Los problemas y las dificultades

A pesar del gran desarrollo experimentado por el sector de las energías limpias en la región, los expertos todavía señalan la necesidad de mejorar algunos aspectos para mantener el crecimiento y atraer más inversión privada, tanto nacional como internacional. Bouille opina que los principales obstáculos que pueden encontrarse en la región los inversores son “la falta de marcos legales y regulatorios adecuados, los bajos precios de las fuentes de energías fósiles, y la dificultad de integración a los sistemas eléctricos de una fuente intermitente”.

El presidente ejecutivo de la Fundación Bariloche hace referencia a la cotización del petróleo y el gas natural porque los precios mayoristas de la electricidad tienen una fuerte correlación con los de los combustibles fósiles, puesto que las plantas de producción energética que utilizan este tipo de fuentes son por lo general las más caras. Según Climascopio, la caída de la cotización del barril de crudo podría impactar a los proyectos comerciales de energía limpia, ya que éstos se basan en los altos precios de los mercados mayoristas de electricidad para lograr el retorno de las inversiones.
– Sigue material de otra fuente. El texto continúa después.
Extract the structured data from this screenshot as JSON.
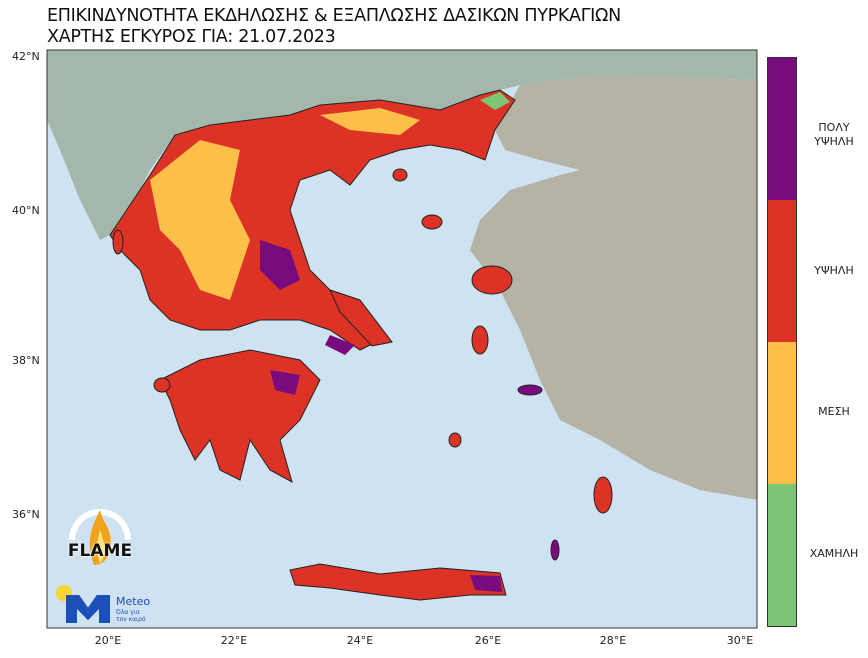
{
  "title": {
    "line1": "ΕΠΙΚΙΝΔΥΝΟΤΗΤΑ ΕΚΔΗΛΩΣΗΣ & ΕΞΑΠΛΩΣΗΣ ΔΑΣΙΚΩΝ ΠΥΡΚΑΓΙΩΝ",
    "line2": "ΧΑΡΤΗΣ ΕΓΚΥΡΟΣ ΓΙΑ: 21.07.2023"
  },
  "axes": {
    "lat_ticks": [
      "42°N",
      "40°N",
      "38°N",
      "36°N"
    ],
    "lon_ticks": [
      "20°E",
      "22°E",
      "24°E",
      "26°E",
      "28°E",
      "30°E"
    ]
  },
  "legend": {
    "items": [
      {
        "label_1": "ΠΟΛΥ",
        "label_2": "ΥΨΗΛΗ",
        "color": "#7a0b7e"
      },
      {
        "label_1": "ΥΨΗΛΗ",
        "color": "#dd3226"
      },
      {
        "label_1": "ΜΕΣΗ",
        "color": "#fcbf4a"
      },
      {
        "label_1": "ΧΑΜΗΛΗ",
        "color": "#7cc676"
      }
    ]
  },
  "colors": {
    "sea": "#c9def0",
    "terrain": "#9fb3a6"
  },
  "logos": {
    "flame": "FLAME",
    "flame_ring": "EXTREME FIRE WEATHER & FIRE BEHAVIOUR",
    "meteo": "Meteo",
    "meteo_tagline_1": "Όλα για",
    "meteo_tagline_2": "τον καιρό"
  }
}
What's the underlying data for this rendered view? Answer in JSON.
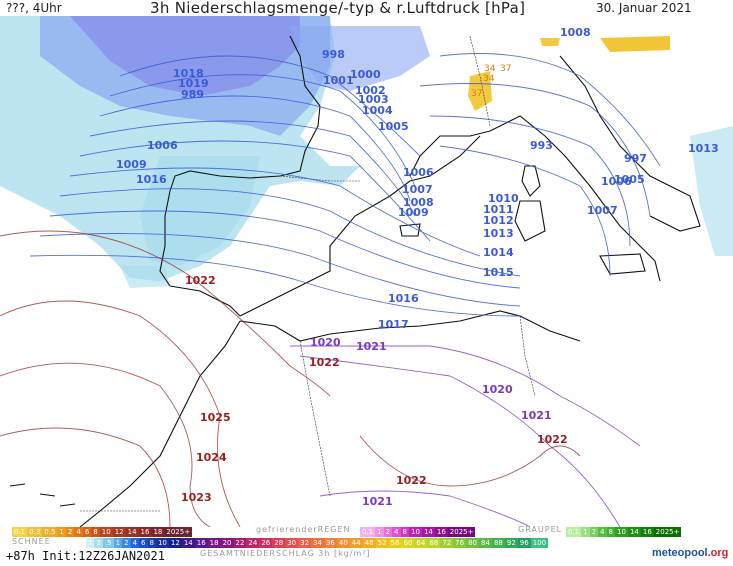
{
  "header": {
    "left": "???, 4Uhr",
    "title": "3h Niederschlagsmenge/-typ & r.Luftdruck [hPa]",
    "date": "30. Januar 2021"
  },
  "isobars_blue": [
    {
      "label": "998"
    },
    {
      "label": "1000"
    },
    {
      "label": "1001"
    },
    {
      "label": "1002"
    },
    {
      "label": "1003"
    },
    {
      "label": "1004"
    },
    {
      "label": "1005"
    },
    {
      "label": "1006"
    },
    {
      "label": "1007"
    },
    {
      "label": "1008"
    },
    {
      "label": "1009"
    },
    {
      "label": "1010"
    },
    {
      "label": "1011"
    },
    {
      "label": "1012"
    },
    {
      "label": "1013"
    },
    {
      "label": "1014"
    },
    {
      "label": "1015"
    },
    {
      "label": "1016"
    },
    {
      "label": "1017"
    },
    {
      "label": "1018"
    },
    {
      "label": "1019"
    },
    {
      "label": "989"
    },
    {
      "label": "993"
    },
    {
      "label": "997"
    },
    {
      "label": "1005"
    },
    {
      "label": "1006"
    },
    {
      "label": "1007"
    },
    {
      "label": "1008"
    },
    {
      "label": "1009"
    },
    {
      "label": "1006"
    },
    {
      "label": "1016"
    },
    {
      "label": "1013"
    },
    {
      "label": "1006"
    }
  ],
  "isobars_purple": [
    {
      "label": "1020"
    },
    {
      "label": "1021"
    },
    {
      "label": "1020"
    },
    {
      "label": "1021"
    },
    {
      "label": "1021"
    }
  ],
  "isobars_red": [
    {
      "label": "1022"
    },
    {
      "label": "1022"
    },
    {
      "label": "1025"
    },
    {
      "label": "1024"
    },
    {
      "label": "1023"
    },
    {
      "label": "1022"
    },
    {
      "label": "1022"
    }
  ],
  "orange_labels": [
    "34",
    "37",
    "34",
    "37"
  ],
  "legend": {
    "snow_label": "SCHNEE",
    "snow_top_values": [
      "0.1",
      "0.3",
      "0.5",
      "1",
      "2",
      "4",
      "6",
      "8",
      "10",
      "12",
      "14",
      "16",
      "18",
      "2025+"
    ],
    "freezing_rain_label": "gefrierenderREGEN",
    "freezing_rain_values": [
      "0.1",
      "1",
      "2",
      "4",
      "8",
      "10",
      "14",
      "16",
      "2025+"
    ],
    "graupel_label": "GRAUPEL",
    "graupel_values": [
      "0.1",
      "1",
      "2",
      "4",
      "8",
      "10",
      "14",
      "16",
      "2025+"
    ],
    "rain_values": [
      "1",
      "2",
      ".5",
      "1",
      "2",
      "4",
      "6",
      "8",
      "10",
      "12",
      "14",
      "16",
      "18",
      "20",
      "22",
      "24",
      "26",
      "28",
      "30",
      "32",
      "34",
      "36",
      "40",
      "44",
      "48",
      "52",
      "56",
      "60",
      "64",
      "68",
      "72",
      "76",
      "80",
      "84",
      "88",
      "92",
      "96",
      "100"
    ],
    "total_label": "GESAMTNIEDERSCHLAG 3h [kg/m²]"
  },
  "footer": {
    "init": "+87h Init:12Z26JAN2021",
    "logo_main": "meteopool",
    "logo_tld": ".org"
  },
  "colors": {
    "blue_isobar": "#3a5ad8",
    "purple_isobar": "#7a3ac8",
    "red_isobar": "#9a2020",
    "precip_light": "#a6dcec",
    "precip_blue": "#8aa8f0",
    "precip_violet": "#7d7de8",
    "snow_yellow": "#f0c020",
    "coast": "#111111"
  }
}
Palma-Rojas también coincide en señalar como algunos de los principales problemas para las empresas que quieran entrar en Latinoamérica “la falta de un marco político y legal sólido para la introducción y uso de energías renovables, y la ausencia de sistemas eléctricos flexible, confiables, seguros y accesibles para la introducción de fuentes variables, como la solar y eólica”. Al mismo tiempo, advierte de otra serie de inconvenientes: “falta de infraestructura e incentivos económicos; restricciones en el sistema de transmisión y distribución; falta de planeamiento común en muchos de los países de la región; y no preparar al mercado para la competencia leal entre fuentes energéticas tanto en el sector de energía eléctrico como de transporte”.
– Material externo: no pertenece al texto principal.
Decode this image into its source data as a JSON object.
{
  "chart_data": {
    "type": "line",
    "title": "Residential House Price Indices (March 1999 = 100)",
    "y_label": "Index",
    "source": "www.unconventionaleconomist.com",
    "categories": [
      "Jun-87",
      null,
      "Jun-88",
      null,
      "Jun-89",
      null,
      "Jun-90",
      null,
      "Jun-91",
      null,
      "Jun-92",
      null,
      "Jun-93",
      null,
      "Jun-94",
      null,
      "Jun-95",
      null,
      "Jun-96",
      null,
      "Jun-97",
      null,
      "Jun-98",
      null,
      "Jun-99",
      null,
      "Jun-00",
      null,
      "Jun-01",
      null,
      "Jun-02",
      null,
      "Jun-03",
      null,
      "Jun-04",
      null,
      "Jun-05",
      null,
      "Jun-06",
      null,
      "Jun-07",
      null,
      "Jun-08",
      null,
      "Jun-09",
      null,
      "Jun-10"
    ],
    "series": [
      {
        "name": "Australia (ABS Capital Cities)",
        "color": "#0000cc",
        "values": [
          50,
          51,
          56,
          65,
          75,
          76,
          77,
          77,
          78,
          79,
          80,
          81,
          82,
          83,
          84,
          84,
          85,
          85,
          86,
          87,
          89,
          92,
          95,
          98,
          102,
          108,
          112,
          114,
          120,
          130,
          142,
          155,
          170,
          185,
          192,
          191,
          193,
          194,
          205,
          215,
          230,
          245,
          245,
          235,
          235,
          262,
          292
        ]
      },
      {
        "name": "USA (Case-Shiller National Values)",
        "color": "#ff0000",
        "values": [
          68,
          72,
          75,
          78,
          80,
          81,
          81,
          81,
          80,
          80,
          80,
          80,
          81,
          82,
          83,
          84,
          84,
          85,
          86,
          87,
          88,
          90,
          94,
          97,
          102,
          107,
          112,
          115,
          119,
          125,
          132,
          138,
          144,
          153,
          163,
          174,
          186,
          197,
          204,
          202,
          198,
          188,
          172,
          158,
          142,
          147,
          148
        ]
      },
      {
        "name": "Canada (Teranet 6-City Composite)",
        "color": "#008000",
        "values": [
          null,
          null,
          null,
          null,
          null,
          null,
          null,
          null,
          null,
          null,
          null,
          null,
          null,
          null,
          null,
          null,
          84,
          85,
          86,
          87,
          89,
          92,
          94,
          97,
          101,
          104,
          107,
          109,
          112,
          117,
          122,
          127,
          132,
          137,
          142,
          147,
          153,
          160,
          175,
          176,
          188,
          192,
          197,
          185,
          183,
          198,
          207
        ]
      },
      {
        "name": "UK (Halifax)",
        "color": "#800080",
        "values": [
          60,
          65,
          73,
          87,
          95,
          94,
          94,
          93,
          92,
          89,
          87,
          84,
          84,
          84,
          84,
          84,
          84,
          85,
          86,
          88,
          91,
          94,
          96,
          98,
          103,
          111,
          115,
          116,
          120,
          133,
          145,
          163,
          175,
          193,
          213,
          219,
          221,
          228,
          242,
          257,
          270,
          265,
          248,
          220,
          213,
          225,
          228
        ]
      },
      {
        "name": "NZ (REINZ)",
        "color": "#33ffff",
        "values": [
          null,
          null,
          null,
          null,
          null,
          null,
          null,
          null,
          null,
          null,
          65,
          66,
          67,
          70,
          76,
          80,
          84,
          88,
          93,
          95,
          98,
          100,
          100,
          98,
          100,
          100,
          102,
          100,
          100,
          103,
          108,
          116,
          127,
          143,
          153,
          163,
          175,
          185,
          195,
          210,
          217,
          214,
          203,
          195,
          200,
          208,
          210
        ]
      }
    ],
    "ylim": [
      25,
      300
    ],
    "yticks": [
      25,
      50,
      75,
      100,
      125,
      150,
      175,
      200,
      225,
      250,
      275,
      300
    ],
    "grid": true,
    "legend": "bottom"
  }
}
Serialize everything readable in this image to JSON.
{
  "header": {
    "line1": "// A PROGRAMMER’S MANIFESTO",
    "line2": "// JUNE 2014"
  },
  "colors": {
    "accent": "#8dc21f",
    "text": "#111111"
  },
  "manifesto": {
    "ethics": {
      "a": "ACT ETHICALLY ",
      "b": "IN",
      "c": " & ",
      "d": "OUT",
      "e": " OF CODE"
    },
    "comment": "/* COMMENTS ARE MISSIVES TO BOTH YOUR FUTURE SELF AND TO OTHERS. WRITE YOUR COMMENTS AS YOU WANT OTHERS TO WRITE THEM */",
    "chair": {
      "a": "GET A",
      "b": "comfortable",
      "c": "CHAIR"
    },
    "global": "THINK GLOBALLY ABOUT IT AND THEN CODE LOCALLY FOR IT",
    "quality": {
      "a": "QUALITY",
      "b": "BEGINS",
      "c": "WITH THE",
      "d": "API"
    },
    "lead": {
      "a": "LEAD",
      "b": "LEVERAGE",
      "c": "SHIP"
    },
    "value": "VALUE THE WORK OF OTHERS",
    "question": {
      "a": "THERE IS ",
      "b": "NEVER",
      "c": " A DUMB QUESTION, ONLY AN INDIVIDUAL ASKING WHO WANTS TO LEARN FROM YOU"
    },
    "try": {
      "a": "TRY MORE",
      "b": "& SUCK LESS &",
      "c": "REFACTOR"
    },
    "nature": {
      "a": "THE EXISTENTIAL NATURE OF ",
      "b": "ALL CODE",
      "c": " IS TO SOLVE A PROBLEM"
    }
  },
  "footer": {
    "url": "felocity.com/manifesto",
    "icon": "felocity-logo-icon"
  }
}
Según Conde Mellado, la financiación siempre puede ser un obstáculo para los inversores, si bien, considera que no es un problema atribuible únicamente a la región en la que se ejecuta la inversión. “La mano de obra cualificada para la operación y mantenimiento de los activos renovables también es un aspecto clave, aunque Latinoamérica siempre se ha considerado un gran actor en el ámbito de la manutención”, apunta. “En el ámbito eólico, por ejemplo, la colateralidad de otras industrias puede ser clave, y a medida que se desarrollen más inversiones, será más fácil también contar con grúas idóneas por ejemplo para el montaje y mantenimiento de aerogeneradores, piezas de parque y logística de grandes piezas, economías de escala para los operadores…”.

Futuro

El informe de PWC prevé que la velocidad de crecimiento que mantiene el sector en América Latina continuará durante 2016, especialmente impulsado por Brasil, México y Chile. Los expertos respaldan esta visión de cara a los próximos años, aunque con diferentes matices.

Para Bouille, los datos de los últimos años muestran una tendencia al alza para este sector en la región, aunque advierte sobre el ritmo de crecimiento para los próximos ejercicios: “no pueden esperarse saltos tan fuertes como los que se dieron entre 2014 y 2015”.

Conde Mellado, por su parte, cree que la importancia de este sector y su desarrollo en la región va más allá de las cifras de grandes operaciones que se puedan registrar en informes como los de PWC. “Desde luego, nos encontramos en un momento de interés en la región, sin embargo, no me ceñiría únicamente al aumento de las inversiones de capital, sino al negocio recurrente que generará en la zona el mantenimiento y explotación de todos los activos puestos en operación durante estos años. Latinoamérica puede ser un polo renovable de gran interés mundial”, concluye.